I Fates Warning saranno noti ai più come alfieri di un progressive-metal che negli anni '90 spopolava insieme ai Dream Theater, ma pochi sanno che anch'essi conservano nell'armadio scheletri ingombranti, vestigia di un passato dimenticato e rinnegato (un po' come i Pantera cotonati degli esordi).

I primi 3 album del gruppo del Connecticut contenevano un epic-power metal che rappresenta una mosca bianca nel panorama metallico passato, presente e futuro, unici e irripetibili ma allo stesso tempo prodromi della svolta prog, avvenuta quando il chitarrista e leader del progetto Jim Matheos costringerà alla dipartita John Arch, cantante e tassello indispensabile del gruppo in questa fase.

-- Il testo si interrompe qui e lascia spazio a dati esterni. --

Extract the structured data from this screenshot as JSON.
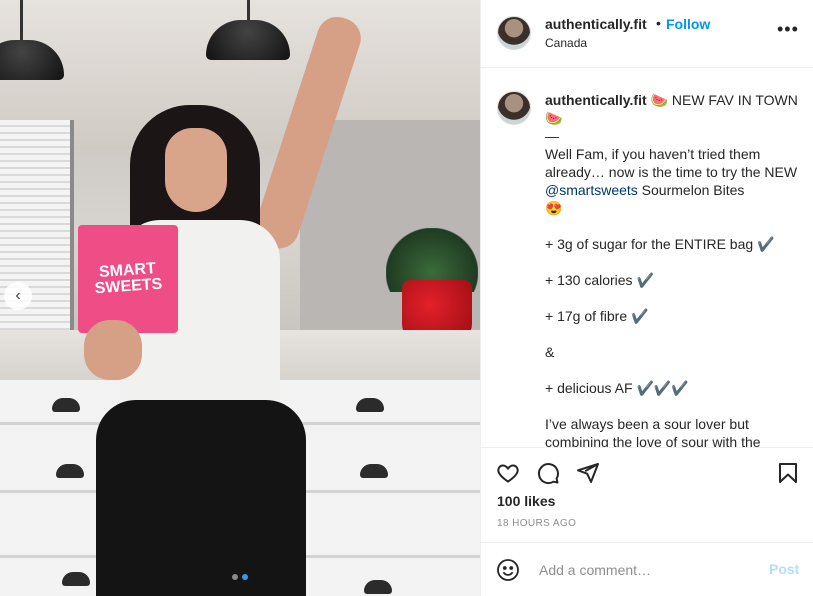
{
  "post": {
    "username": "authentically.fit",
    "separator": "•",
    "follow_label": "Follow",
    "location": "Canada",
    "more_icon": "•••",
    "photo": {
      "bag_text": "SMART SWEETS",
      "nav_prev_icon": "‹",
      "carousel_dots": 2,
      "active_dot": 1
    },
    "caption": {
      "username": "authentically.fit",
      "first_line": " NEW FAV IN TOWN",
      "emoji_watermelon": "🍉",
      "dash": "—",
      "body_1": "Well Fam, if you haven’t tried them already… now is the time to try the NEW ",
      "mention": "@smartsweets",
      "body_2": " Sourmelon Bites",
      "emoji_heart_eyes": "😍",
      "point_1": "+ 3g of sugar for the ENTIRE bag ✔️",
      "point_2": "+ 130 calories ✔️",
      "point_3": "+ 17g of fibre ✔️",
      "amp": "&",
      "point_4": "+ delicious AF ✔️✔️✔️",
      "body_3": "I’ve always been a sour lover but combining the love of sour with the"
    },
    "likes_text": "100 likes",
    "time_text": "18 HOURS AGO",
    "comment": {
      "placeholder": "Add a comment…",
      "post_label": "Post"
    },
    "icons": {
      "like": "heart-icon",
      "comment": "comment-icon",
      "share": "share-icon",
      "save": "bookmark-icon",
      "emoji": "smiley-icon"
    },
    "colors": {
      "follow": "#0095f6",
      "post_disabled": "#b2dffc",
      "text": "#262626",
      "muted": "#8e8e8e",
      "mention": "#00376b"
    }
  }
}
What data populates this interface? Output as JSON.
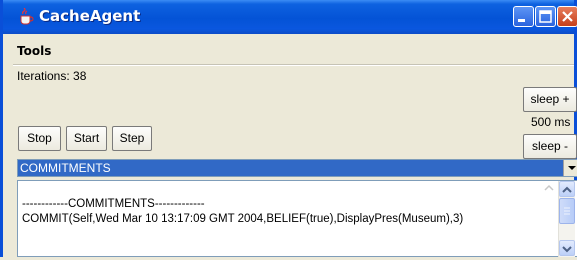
{
  "window": {
    "title": "CacheAgent"
  },
  "menu": {
    "tools": "Tools"
  },
  "status": {
    "iterations": "Iterations: 38"
  },
  "controls": {
    "stop": "Stop",
    "start": "Start",
    "step": "Step",
    "sleep_plus": "sleep +",
    "sleep_value": "500 ms",
    "sleep_minus": "sleep -"
  },
  "view_select": {
    "selected": "COMMITMENTS"
  },
  "output": {
    "lines": [
      "------------COMMITMENTS-------------",
      "COMMIT(Self,Wed Mar 10 13:17:09 GMT 2004,BELIEF(true),DisplayPres(Museum),3)"
    ]
  },
  "colors": {
    "titlebar": "#0453d6",
    "selection": "#3169c6",
    "close": "#c6401c"
  }
}
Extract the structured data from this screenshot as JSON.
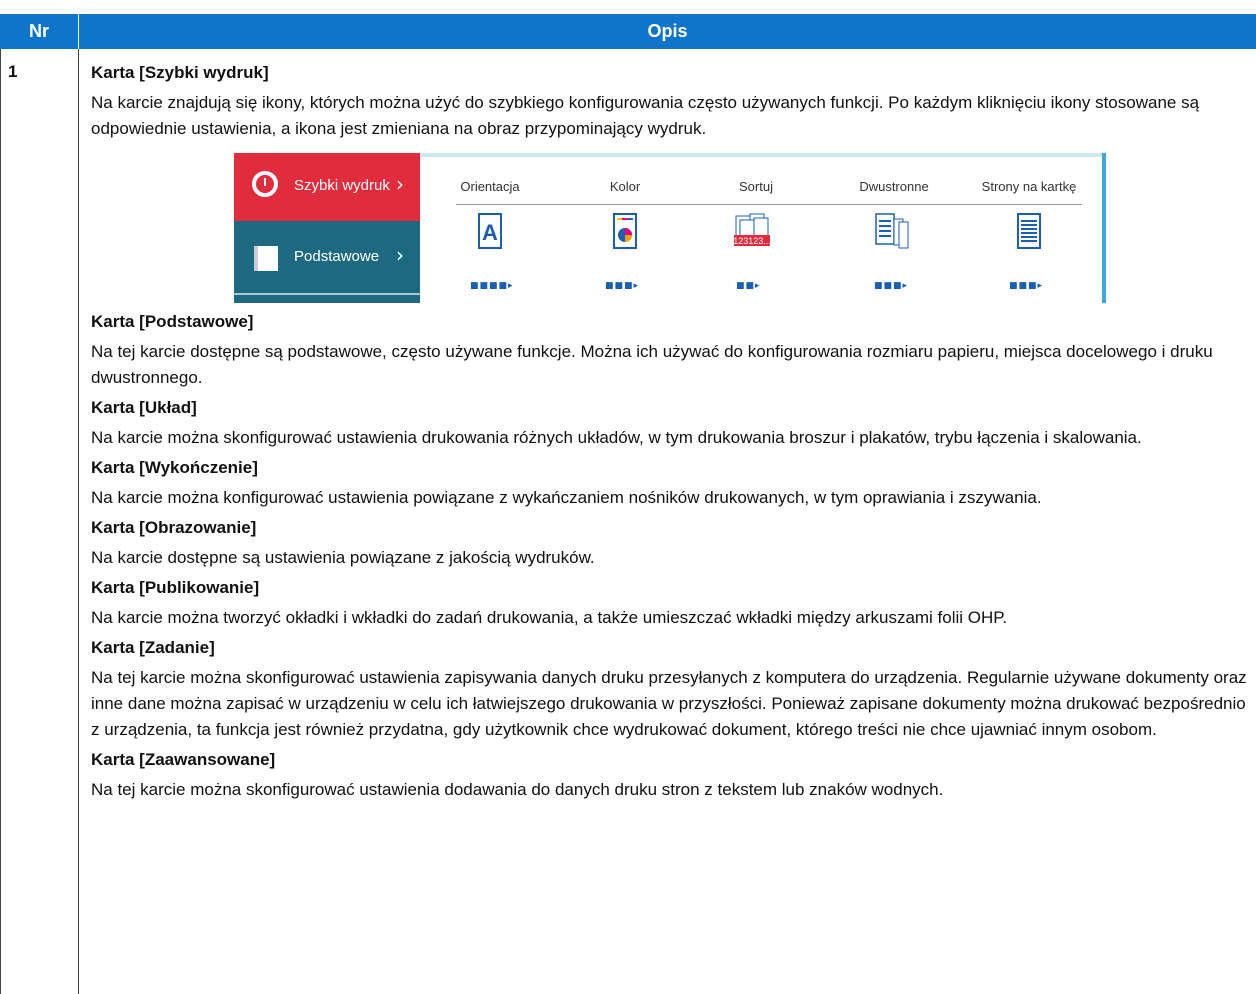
{
  "table": {
    "header": {
      "nr": "Nr",
      "opis": "Opis"
    },
    "row": {
      "nr": "1",
      "sections": [
        {
          "title": "Karta [Szybki wydruk]",
          "body": "Na karcie znajdują się ikony, których można użyć do szybkiego konfigurowania często używanych funkcji. Po każdym kliknięciu ikony stosowane są odpowiednie ustawienia, a ikona jest zmieniana na obraz przypominający wydruk."
        },
        {
          "title": "Karta [Podstawowe]",
          "body": "Na tej karcie dostępne są podstawowe, często używane funkcje. Można ich używać do konfigurowania rozmiaru papieru, miejsca docelowego i druku dwustronnego."
        },
        {
          "title": "Karta [Układ]",
          "body": "Na karcie można skonfigurować ustawienia drukowania różnych układów, w tym drukowania broszur i plakatów, trybu łączenia i skalowania."
        },
        {
          "title": "Karta [Wykończenie]",
          "body": "Na karcie można konfigurować ustawienia powiązane z wykańczaniem nośników drukowanych, w tym oprawiania i zszywania."
        },
        {
          "title": "Karta [Obrazowanie]",
          "body": "Na karcie dostępne są ustawienia powiązane z jakością wydruków."
        },
        {
          "title": "Karta [Publikowanie]",
          "body": "Na karcie można tworzyć okładki i wkładki do zadań drukowania, a także umieszczać wkładki między arkuszami folii OHP."
        },
        {
          "title": "Karta [Zadanie]",
          "body": "Na tej karcie można skonfigurować ustawienia zapisywania danych druku przesyłanych z komputera do urządzenia. Regularnie używane dokumenty oraz inne dane można zapisać w urządzeniu w celu ich łatwiejszego drukowania w przyszłości. Ponieważ zapisane dokumenty można drukować bezpośrednio z urządzenia, ta funkcja jest również przydatna, gdy użytkownik chce wydrukować dokument, którego treści nie chce ujawniać innym osobom."
        },
        {
          "title": "Karta [Zaawansowane]",
          "body": "Na tej karcie można skonfigurować ustawienia dodawania do danych druku stron z tekstem lub znaków wodnych."
        }
      ]
    }
  },
  "screenshot": {
    "tabs": [
      {
        "label": "Szybki wydruk",
        "icon": "stopwatch-icon",
        "color": "#e02c3c"
      },
      {
        "label": "Podstawowe",
        "icon": "book-icon",
        "color": "#1d6a80"
      }
    ],
    "options": [
      {
        "label": "Orientacja",
        "icon": "orientation-icon"
      },
      {
        "label": "Kolor",
        "icon": "color-icon"
      },
      {
        "label": "Sortuj",
        "icon": "collate-icon",
        "overlay": "123123..."
      },
      {
        "label": "Dwustronne",
        "icon": "duplex-icon"
      },
      {
        "label": "Strony na kartkę",
        "icon": "pages-per-sheet-icon"
      }
    ],
    "accent_color": "#39a6e6"
  },
  "colors": {
    "header_bg": "#1074c8"
  }
}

L'esordio, "Night  on Brocken" era grezzo, poco levigato, il seguente " Awaken The Guardian", rappresenta a detta di molti la maturità e l'apice di questi Fates Warning primaticci; nel mezzo si staglia questo "The Spectre Within", che a mio parere ha poco o niente da invidiare al successore.

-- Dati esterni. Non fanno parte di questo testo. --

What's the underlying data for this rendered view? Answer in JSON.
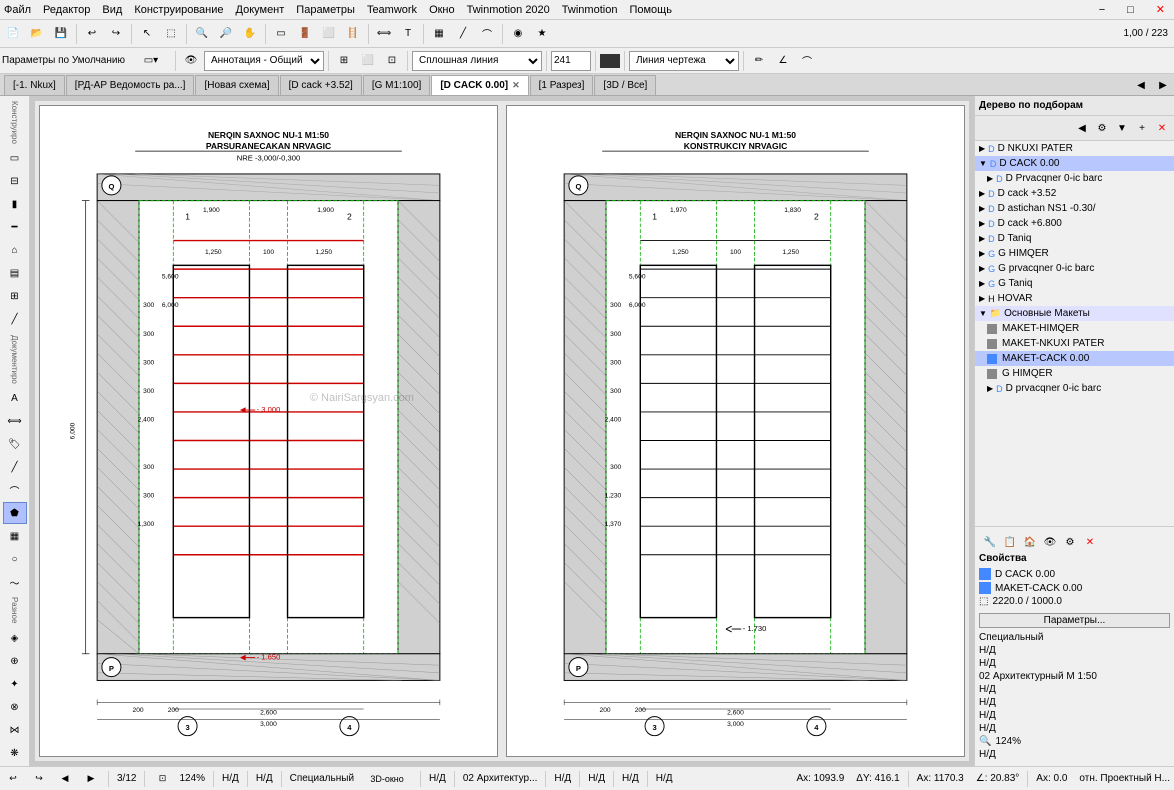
{
  "menubar": {
    "items": [
      "Файл",
      "Редактор",
      "Вид",
      "Конструирование",
      "Документ",
      "Параметры",
      "Teamwork",
      "Окно",
      "Twinmotion 2020",
      "Twinmotion",
      "Помощь"
    ]
  },
  "tabs": [
    {
      "label": "[-1. Nkux]",
      "active": false,
      "closable": false
    },
    {
      "label": "[РД-АР Ведомость ра...]",
      "active": false,
      "closable": false
    },
    {
      "label": "[Новая схема]",
      "active": false,
      "closable": false
    },
    {
      "label": "[D cack +3.52]",
      "active": false,
      "closable": false
    },
    {
      "label": "[G M1:100]",
      "active": false,
      "closable": false
    },
    {
      "label": "[D CACK 0.00]",
      "active": true,
      "closable": true
    },
    {
      "label": "[1 Разрез]",
      "active": false,
      "closable": false
    },
    {
      "label": "[3D / Все]",
      "active": false,
      "closable": false
    }
  ],
  "toolbar2": {
    "annotation_label": "Аннотация - Общий",
    "line_type": "Сплошная линия",
    "scale_value": "241",
    "layer_label": "Линия чертежа"
  },
  "left_drawing": {
    "title_line1": "NERQIN SAXNOC NU-1 M1:50",
    "title_line2": "PARSURANECAKAN NRVAGIC",
    "title_line3": "NRE -3,000/-0,300",
    "dimension_minus3000": "-3.000",
    "dimension_minus1650": "-1.650",
    "dim_200_left": "200",
    "dim_200_left2": "200",
    "dim_1": "1",
    "dim_2": "2",
    "dim_3": "3",
    "dim_4": "4",
    "dim_2600": "2,600",
    "dim_3000": "3,000",
    "dim_1250_l": "1,250",
    "dim_100": "100",
    "dim_1250_r": "1,250",
    "dim_q_label": "Q",
    "dim_p_label": "P"
  },
  "right_drawing": {
    "title_line1": "NERQIN SAXNOC NU-1 M1:50",
    "title_line2": "KONSTRUKCIY NRVAGIC",
    "dimension_minus1730": "-1.730",
    "dim_200_left": "200",
    "dim_200_left2": "200",
    "dim_1": "1",
    "dim_2": "2",
    "dim_3": "3",
    "dim_4": "4",
    "dim_2600": "2,600",
    "dim_3000": "3,000",
    "dim_1250_l": "1,250",
    "dim_100": "100",
    "dim_1250_r": "1,250",
    "dim_q_label": "Q",
    "dim_p_label": "P"
  },
  "tree": {
    "title": "Дерево по подборам",
    "items": [
      {
        "label": "D NKUXI PATER",
        "indent": 1,
        "arrow": "▶",
        "color": "#4488ff"
      },
      {
        "label": "D CACK 0.00",
        "indent": 1,
        "arrow": "▼",
        "color": "#4488ff",
        "selected": true
      },
      {
        "label": "D Prvacqner 0-ic barc",
        "indent": 2,
        "arrow": "▶",
        "color": "#4488ff"
      },
      {
        "label": "D cack +3.52",
        "indent": 1,
        "arrow": "▶",
        "color": "#4488ff"
      },
      {
        "label": "D astichan NS1 -0.30/",
        "indent": 1,
        "arrow": "▶",
        "color": "#4488ff"
      },
      {
        "label": "D cack +6.800",
        "indent": 1,
        "arrow": "▶",
        "color": "#4488ff"
      },
      {
        "label": "D Taniq",
        "indent": 1,
        "arrow": "▶",
        "color": "#4488ff"
      },
      {
        "label": "G HIMQER",
        "indent": 1,
        "arrow": "▶",
        "color": "#4488ff"
      },
      {
        "label": "G prvacqner 0-ic barc",
        "indent": 1,
        "arrow": "▶",
        "color": "#4488ff"
      },
      {
        "label": "G Taniq",
        "indent": 1,
        "arrow": "▶",
        "color": "#4488ff"
      },
      {
        "label": "HOVAR",
        "indent": 1,
        "arrow": "▶",
        "color": "#4488ff"
      },
      {
        "label": "Основные Макеты",
        "indent": 1,
        "arrow": "▼",
        "color": null
      },
      {
        "label": "MAKET-HIMQER",
        "indent": 2,
        "arrow": null,
        "color": "#888"
      },
      {
        "label": "MAKET-NKUXI PATER",
        "indent": 2,
        "arrow": null,
        "color": "#888"
      },
      {
        "label": "MAKET-CACK 0.00",
        "indent": 2,
        "arrow": null,
        "color": "#4488ff"
      },
      {
        "label": "G HIMQER",
        "indent": 2,
        "arrow": null,
        "color": "#888"
      },
      {
        "label": "D prvacqner 0-ic barc",
        "indent": 2,
        "arrow": "▶",
        "color": "#4488ff"
      }
    ]
  },
  "properties": {
    "title": "Свойства",
    "name_label": "D CACK 0.00",
    "maket_label": "MAKET-CACK 0.00",
    "dimensions": "2220.0 / 1000.0",
    "params_button": "Параметры...",
    "special_label": "Специальный",
    "nd1": "Н/Д",
    "nd2": "Н/Д",
    "arch_label": "02 Архитектурный М 1:50",
    "nd3": "Н/Д",
    "nd4": "Н/Д",
    "nd5": "Н/Д",
    "nd6": "Н/Д",
    "zoom": "124%",
    "nd7": "Н/Д"
  },
  "statusbar": {
    "page": "3/12",
    "zoom": "124%",
    "nd1": "Н/Д",
    "nd2": "Н/Д",
    "special": "Специальный",
    "nd3": "Н/Д",
    "arch": "02 Архитектур...",
    "nd4": "Н/Д",
    "nd5": "Н/Д",
    "nd6": "Н/Д",
    "nd7": "Н/Д",
    "ax": "Ax: 1093.9",
    "ay": "ΔY: 416.1",
    "bx": "Ax: 1170.3",
    "bangle": "∠: 20.83°",
    "cx": "Ax: 0.0",
    "cn": "отн. Проектный H..."
  },
  "watermark": "© NairiSargsyan.com",
  "window_controls": {
    "minimize": "−",
    "maximize": "□",
    "close": "✕"
  }
}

Certo, è presente qualche passaggio involuto o poco scorrevole, ma mai l'opera apparirà ostica o poco scorrevole. Le chitarre sono in formissima, e saltibeccano con elegante agilità tra riff evocativi o che non sfigurerebbereo in un gruppo della Bay-Area, arpeggi decadenti e dialoghi solisti che prediligono un espressionismo melodico e sentimentale piuttosto che la fredda e plumbea tecnica. Ma è comunque il cantato ad essere il vero protagonista di questa parte inedita dl gruppo americano: John Arch ha un modo particolarissimo di concepire le sue linee vocali; se come timbro può ricordare Bruce Dickinson, non ha eguali il suo modo di affrontare strofe e ritornelli con un senso dell'armonia e una teatralità unici e debordanti, e che rende ogni canzone un mosaico di melodie ed emozioni, pennellando paesaggi con atmosfere fiabesche, magiche e selvagge.

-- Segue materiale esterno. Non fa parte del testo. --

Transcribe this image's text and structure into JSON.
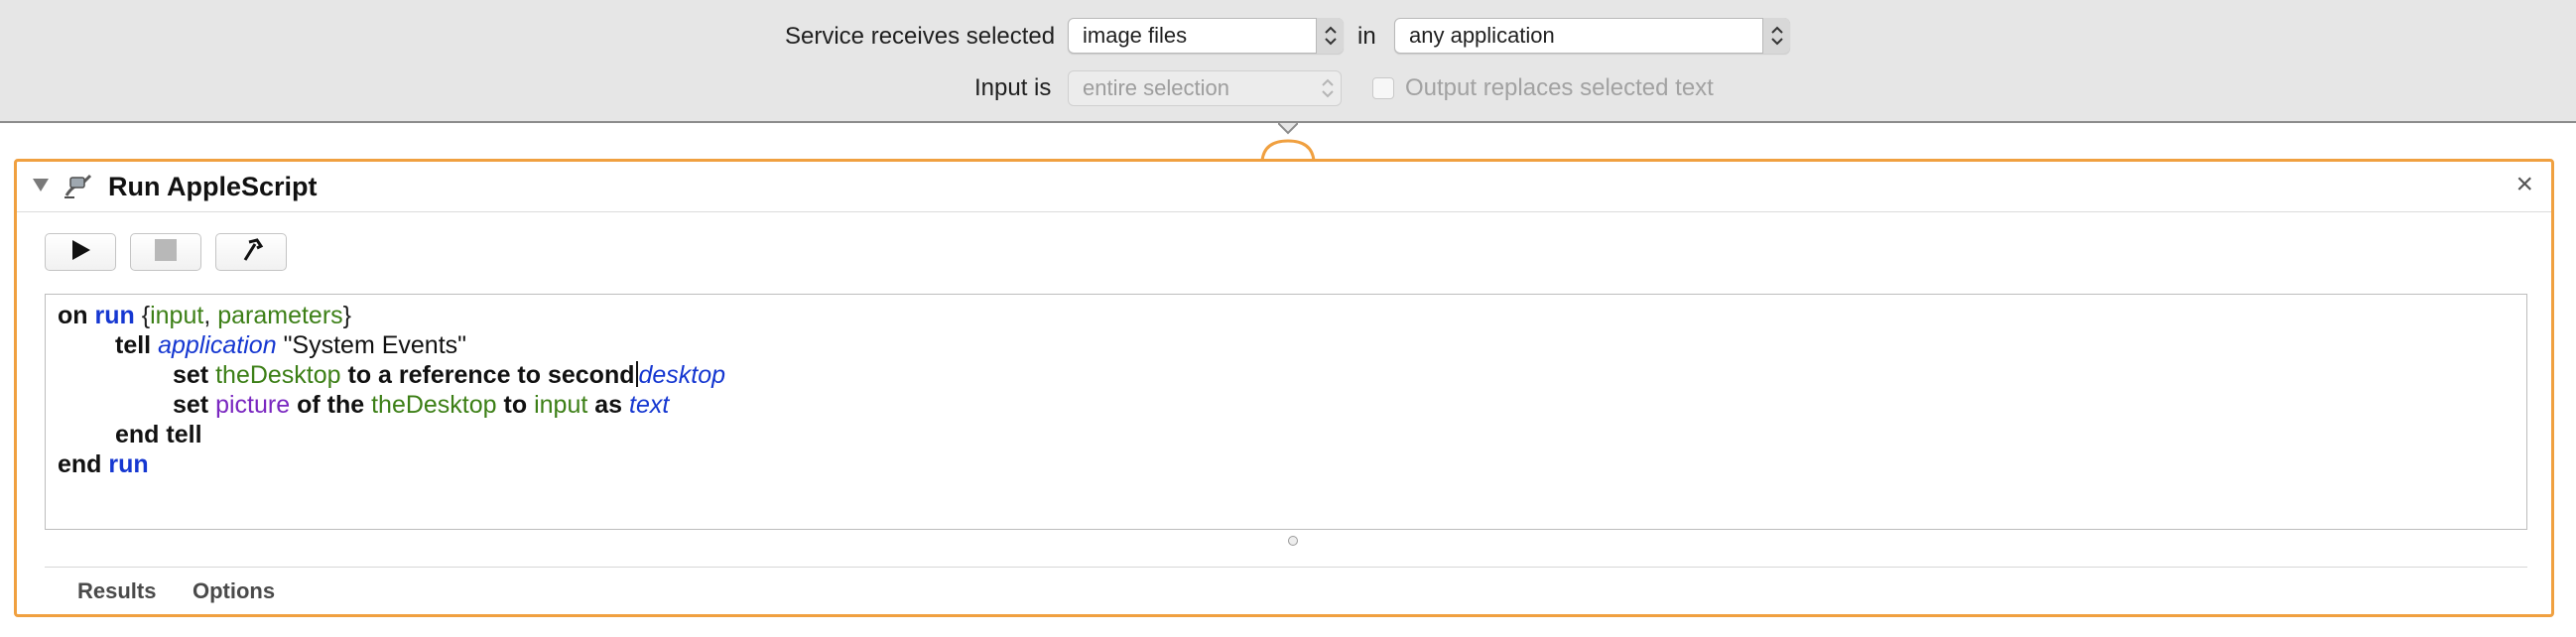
{
  "service": {
    "receives_label": "Service receives selected",
    "receives_value": "image files",
    "in_label": "in",
    "application_value": "any application",
    "input_label": "Input is",
    "input_value": "entire selection",
    "output_replaces_label": "Output replaces selected text",
    "output_replaces_checked": false
  },
  "action": {
    "title": "Run AppleScript",
    "close_glyph": "×",
    "toolbar": {
      "run_icon": "play-icon",
      "stop_icon": "stop-icon",
      "compile_icon": "hammer-icon"
    },
    "code": {
      "l1": {
        "t1": "on",
        "t2": "run",
        "t3": "{",
        "t4": "input",
        "t5": ", ",
        "t6": "parameters",
        "t7": "}"
      },
      "l2": {
        "t1": "tell",
        "t2": "application",
        "t3": "\"System Events\""
      },
      "l3": {
        "t1": "set",
        "t2": "theDesktop",
        "t3": "to a reference to second",
        "t4": "desktop"
      },
      "l4": {
        "t1": "set",
        "t2": "picture",
        "t3": "of the",
        "t4": "theDesktop",
        "t5": "to",
        "t6": "input",
        "t7": "as",
        "t8": "text"
      },
      "l5": {
        "t1": "end tell"
      },
      "l6": {
        "t1": "end",
        "t2": "run"
      }
    },
    "tabs": [
      "Results",
      "Options"
    ]
  },
  "colors": {
    "accent_border": "#f0a040",
    "keyword_blue": "#1537d1",
    "variable_green": "#3c7f16",
    "property_purple": "#7a27c0"
  }
}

Da canzoni elaborate e ricche di cambi di tempo come "Traveler in Time" , "Pirates of the Underground" o "Orphan Gypsy" con il suo ritornello sognante, si passa alla maestosità della lunga "Epitaph" e di "The Appariton" (chi apprezza il genere non può non cadere in un deliquio estatico da sindrome di Stendhal uditiva ascoltando l'accelerazione centrale), e con puntate sul Power più canonico di "Without a Trace" e "Kyrie Eleison".

Ma il comune denominatore rimane John Arch, che con i suoi saliscendi vocali conferiscono sempre quell'aura di romanticismo e fiera poesia che è il vero tratto distintivo della band in questa fase, dai più ignorata ma che merita assolutamente di essere riscoperta.